Progress advantage extracts step-level rewards from RL post-training without annotation
A new technique derives optimal advantage functions from standard RL policy training, eliminating the need for dedicated reward models in long-horizon agent tasks.

Progress advantage is a step-level scoring method that extracts implicit reward signals directly from reinforcement learning post-training, eliminating the need for human annotation. Researchers derive the technique by computing the log-probability ratio between an RL-trained policy and its reference policy under a stochastic Markov decision process—a formulation that exactly recovers the optimal advantage function. Because it emerges as a byproduct of the standard RL pipeline, it works across domains and task horizons without task-specific training.

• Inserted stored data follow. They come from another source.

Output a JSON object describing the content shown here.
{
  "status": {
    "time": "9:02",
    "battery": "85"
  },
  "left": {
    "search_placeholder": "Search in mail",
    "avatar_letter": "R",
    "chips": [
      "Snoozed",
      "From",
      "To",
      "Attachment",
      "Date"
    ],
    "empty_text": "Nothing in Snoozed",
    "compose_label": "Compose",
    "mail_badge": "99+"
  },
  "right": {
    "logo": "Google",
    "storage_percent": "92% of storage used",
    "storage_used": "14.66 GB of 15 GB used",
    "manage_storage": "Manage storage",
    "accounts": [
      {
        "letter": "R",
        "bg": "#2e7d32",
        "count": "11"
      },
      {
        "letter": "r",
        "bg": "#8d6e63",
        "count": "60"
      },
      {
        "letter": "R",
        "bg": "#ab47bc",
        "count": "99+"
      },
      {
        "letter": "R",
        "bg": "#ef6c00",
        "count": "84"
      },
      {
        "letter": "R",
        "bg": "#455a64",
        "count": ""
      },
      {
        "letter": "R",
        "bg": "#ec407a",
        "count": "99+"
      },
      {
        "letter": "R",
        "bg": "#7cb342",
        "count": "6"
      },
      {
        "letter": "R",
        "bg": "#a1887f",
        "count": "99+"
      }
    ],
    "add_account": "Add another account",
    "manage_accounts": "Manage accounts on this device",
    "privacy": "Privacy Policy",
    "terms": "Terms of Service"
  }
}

Process reward models have become central to evaluating LLM reasoning and agent behavior at the step level, but building them for agentic settings has remained prohibitively expensive. Long-horizon interactions, irreversible actions, and stochastic environment feedback make both human annotation and Monte Carlo estimation infeasible at scale. Progress advantage sidesteps that bottleneck: the log-probability ratio between the RL-trained policy and its reference policy is already computed during standard post-training and can be repurposed as an optimal advantage function without any additional training. The signal is annotation-free, domain-agnostic, and available the moment RL post-training finishes.
Validation spanned three applications—test-time scaling, uncertainty quantification, and failure attribution—across five benchmarks and four model families. In every setting, progress advantage outperformed confidence-based baselines and, despite requiring no task-specific training, surpassed dedicated trained reward models that had been fine-tuned on labeled data for each benchmark.